Well since the exploit was fixed for inf-leves I'll explain it simply required you to use a packet sniffer to find the packet sent when turning in the leve and simply sending the same packet repeatedly.
Well since the exploit was fixed for inf-leves I'll explain it simply required you to use a packet sniffer to find the packet sent when turning in the leve and simply sending the same packet repeatedly.
Pretty much the above. However, there are still a multitude of other packet base exploits that went unfixed. Chances are, if you saw someone standing next to a multi-turn in leve quest NPC that didn't move and was steadily gaining levels (non retards spaced out their packet sends to lower suspicion), he was exploiting. Reason being is you had to be locked in to the NPC leve dialogue after doing the initial turn in to manually send the "give me exp and gil" packets.
Color me unsurprised.
FFXIV: Now Less Secure Than Runescape!
This sort of thing may be reasonably easy to fix, but my gawd does it make S-E look unprofessional, and depending on how many ways you can cheat your way into various parts of the game system it could be another 1.0-level fuckup.
I'm kinda happy I've waited to seriously get into FFXIV. Major MMOs should not be able to be "played" this way.
You already know I'm not like that (NSFW mod here). I just wish I could have seen the vid better but still all this is very interesting to me. People that get/got away with it will horde until you need that gil and a time will come. I just didn't believe anyone ever made 50 grand off the rmts is the proof I was more wanting to see. 50 grand is a lick off rmt in a game that doesn't involve gil much yet.
I was just kinda wanting to see it in the XIV thread in spam because this isn't the place.
That is what I was saying to dude arguing with me but he just didn't/doesn't understand shit and never will.
Seriously SE, is it that difficult to put some basic low level encryption on packets to stop basic packet pushing like this? This company is unbelievable.
Majority of the packets aren't even compressed, let alone encrypted.
Well this would certainly explain why so many people have max melded i70 gear in a number of slots for every single job.
Um.. but how else would you have more shinies than I do if you didn't cheat?
Encrypting the packets wouldn't increase security, only privacy.
Obfuscation isn't security.
http://csrc.nist.gov/publications/ni.../SP800-123.pdf would be a good read for people wanting to know how to secure systems, but sadly it is unavailable until the government receives funding.
Well they did that in XI, for whatever that's worth.
Obfuscation *alone* isn't security. Obfuscation is still useful to enhance security.
My company is paying a firm for penetration testing right now. They've asked us for a bunch of information to help them identify our systems and help them proceed with the testing. Defeats the purpose IMHO.

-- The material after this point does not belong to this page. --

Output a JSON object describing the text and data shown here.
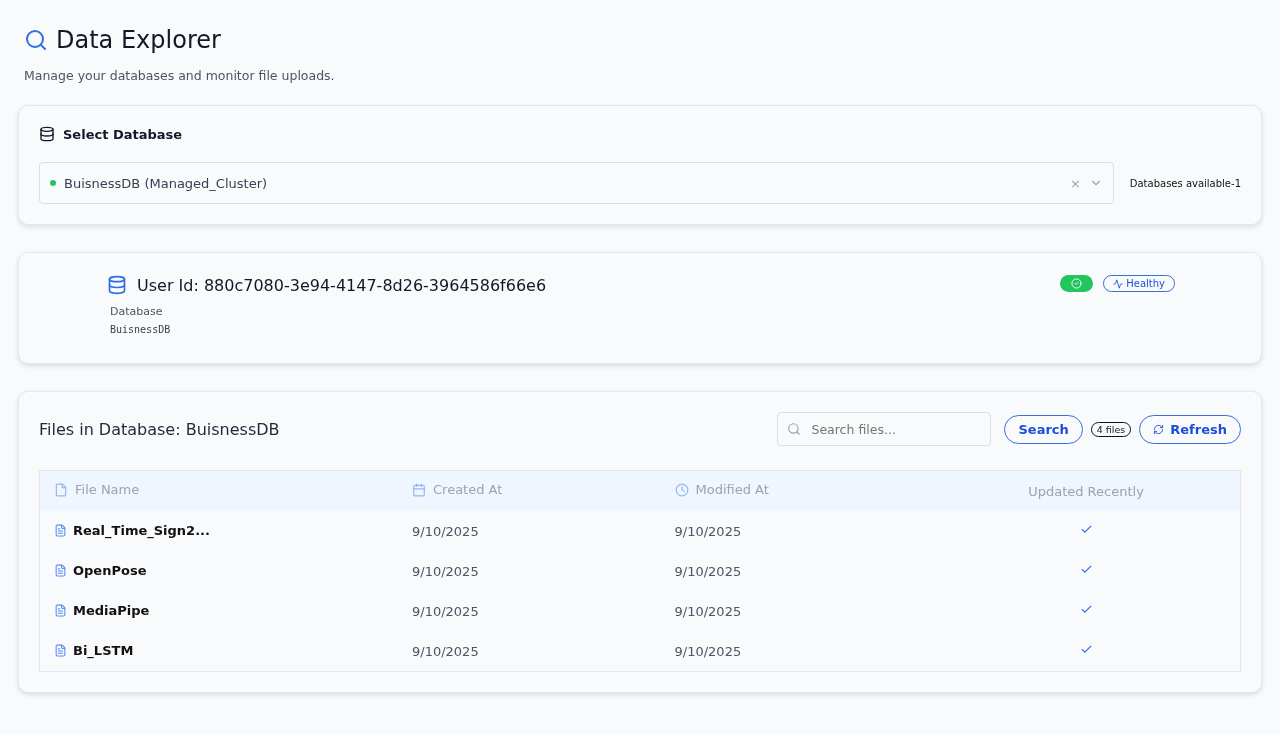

Depends on the obfuscation method but I don't think you're seriously evaluating the statements. See my example above. I think you're considering the probability that obfuscation makes a target stand out by trying not to stand out (example - blank SSIDs), and that's not really going to my example at all.

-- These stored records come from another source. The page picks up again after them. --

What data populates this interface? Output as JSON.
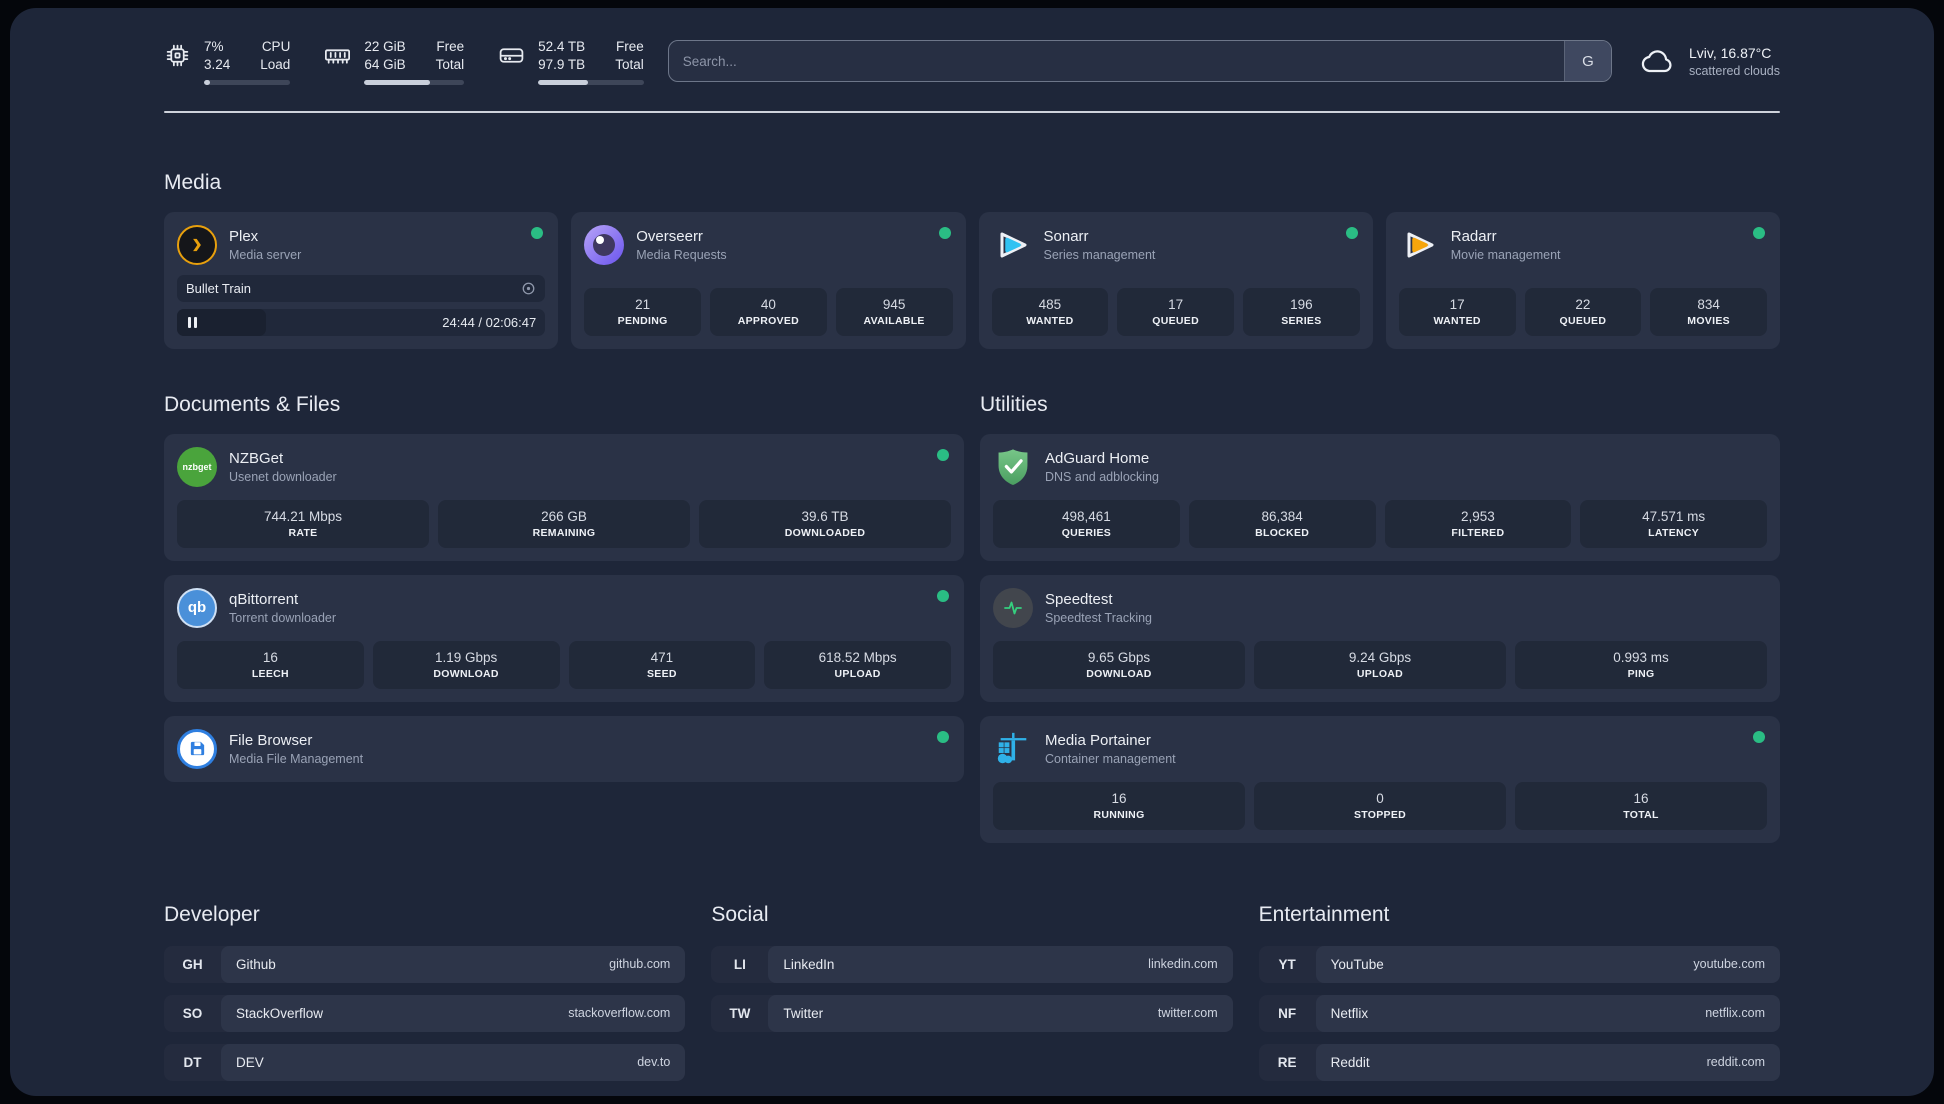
{
  "header": {
    "system_stats": [
      {
        "name": "cpu",
        "value_top": "7%",
        "value_bottom": "3.24",
        "label_top": "CPU",
        "label_bottom": "Load",
        "progress_pct": 7
      },
      {
        "name": "memory",
        "value_top": "22 GiB",
        "value_bottom": "64 GiB",
        "label_top": "Free",
        "label_bottom": "Total",
        "progress_pct": 66
      },
      {
        "name": "disk",
        "value_top": "52.4 TB",
        "value_bottom": "97.9 TB",
        "label_top": "Free",
        "label_bottom": "Total",
        "progress_pct": 47
      }
    ],
    "search": {
      "placeholder": "Search...",
      "provider": "G"
    },
    "weather": {
      "summary": "Lviv, 16.87°C",
      "condition": "scattered clouds"
    }
  },
  "media": {
    "title": "Media",
    "plex": {
      "name": "Plex",
      "description": "Media server",
      "status": "online",
      "player": {
        "title": "Bullet Train",
        "time": "24:44 / 02:06:47"
      }
    },
    "overseerr": {
      "name": "Overseerr",
      "description": "Media Requests",
      "status": "online",
      "stats": [
        {
          "value": "21",
          "label": "PENDING"
        },
        {
          "value": "40",
          "label": "APPROVED"
        },
        {
          "value": "945",
          "label": "AVAILABLE"
        }
      ]
    },
    "sonarr": {
      "name": "Sonarr",
      "description": "Series management",
      "status": "online",
      "stats": [
        {
          "value": "485",
          "label": "WANTED"
        },
        {
          "value": "17",
          "label": "QUEUED"
        },
        {
          "value": "196",
          "label": "SERIES"
        }
      ]
    },
    "radarr": {
      "name": "Radarr",
      "description": "Movie management",
      "status": "online",
      "stats": [
        {
          "value": "17",
          "label": "WANTED"
        },
        {
          "value": "22",
          "label": "QUEUED"
        },
        {
          "value": "834",
          "label": "MOVIES"
        }
      ]
    }
  },
  "documents": {
    "title": "Documents & Files",
    "nzbget": {
      "name": "NZBGet",
      "description": "Usenet downloader",
      "status": "online",
      "logo_text": "nzbget",
      "stats": [
        {
          "value": "744.21 Mbps",
          "label": "RATE"
        },
        {
          "value": "266 GB",
          "label": "REMAINING"
        },
        {
          "value": "39.6 TB",
          "label": "DOWNLOADED"
        }
      ]
    },
    "qbittorrent": {
      "name": "qBittorrent",
      "description": "Torrent downloader",
      "status": "online",
      "logo_text": "qb",
      "stats": [
        {
          "value": "16",
          "label": "LEECH"
        },
        {
          "value": "1.19 Gbps",
          "label": "DOWNLOAD"
        },
        {
          "value": "471",
          "label": "SEED"
        },
        {
          "value": "618.52 Mbps",
          "label": "UPLOAD"
        }
      ]
    },
    "filebrowser": {
      "name": "File Browser",
      "description": "Media File Management",
      "status": "online"
    }
  },
  "utilities": {
    "title": "Utilities",
    "adguard": {
      "name": "AdGuard Home",
      "description": "DNS and adblocking",
      "stats": [
        {
          "value": "498,461",
          "label": "QUERIES"
        },
        {
          "value": "86,384",
          "label": "BLOCKED"
        },
        {
          "value": "2,953",
          "label": "FILTERED"
        },
        {
          "value": "47.571 ms",
          "label": "LATENCY"
        }
      ]
    },
    "speedtest": {
      "name": "Speedtest",
      "description": "Speedtest Tracking",
      "stats": [
        {
          "value": "9.65 Gbps",
          "label": "DOWNLOAD"
        },
        {
          "value": "9.24 Gbps",
          "label": "UPLOAD"
        },
        {
          "value": "0.993 ms",
          "label": "PING"
        }
      ]
    },
    "portainer": {
      "name": "Media Portainer",
      "description": "Container management",
      "status": "online",
      "stats": [
        {
          "value": "16",
          "label": "RUNNING"
        },
        {
          "value": "0",
          "label": "STOPPED"
        },
        {
          "value": "16",
          "label": "TOTAL"
        }
      ]
    }
  },
  "bookmarks": {
    "groups": [
      {
        "title": "Developer",
        "links": [
          {
            "abbr": "GH",
            "name": "Github",
            "domain": "github.com"
          },
          {
            "abbr": "SO",
            "name": "StackOverflow",
            "domain": "stackoverflow.com"
          },
          {
            "abbr": "DT",
            "name": "DEV",
            "domain": "dev.to"
          }
        ]
      },
      {
        "title": "Social",
        "links": [
          {
            "abbr": "LI",
            "name": "LinkedIn",
            "domain": "linkedin.com"
          },
          {
            "abbr": "TW",
            "name": "Twitter",
            "domain": "twitter.com"
          }
        ]
      },
      {
        "title": "Entertainment",
        "links": [
          {
            "abbr": "YT",
            "name": "YouTube",
            "domain": "youtube.com"
          },
          {
            "abbr": "NF",
            "name": "Netflix",
            "domain": "netflix.com"
          },
          {
            "abbr": "RE",
            "name": "Reddit",
            "domain": "reddit.com"
          }
        ]
      }
    ]
  },
  "colors": {
    "status_online": "#2abd84",
    "plex": "#e8a00d",
    "sonarr": "#30c2f2",
    "radarr": "#f6a50b",
    "adguard": "#67bc7b",
    "speedtest_pulse": "#35d07f",
    "portainer": "#2fb1e8",
    "qbittorrent": "#4a90d9",
    "nzbget": "#4aa43c",
    "filebrowser": "#2f7fe0",
    "overseerr": "#7a62f0"
  }
}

Also your best case seems to basically take the position of O(29385902385923n) = O(n), which masks the fact that in this case we want to increase ω(n) (from memory here, forgive me if I'm using the wrong notation) so that we reduce the chances of a successful attack being carried out.
Don't confuse this with things like security theater. Techniques like port-knocking (however flawed they may be) don't even register on the scale of impact to the authorized user, but add a few orders of magnitude to the complexity for the random attacker, and without foreknowledge of the layer, make a target appear less vulnerable.
Do they stop a dedicated, focused attack? Eventually not, but it increases the likelihood of being able to see (and stop) the attack in progress.
If you'd like to continue to debate this I'm welcome it. If you'd rather just make blanket assumptions on the Internet and pretend you've always been right, then I'll just move on.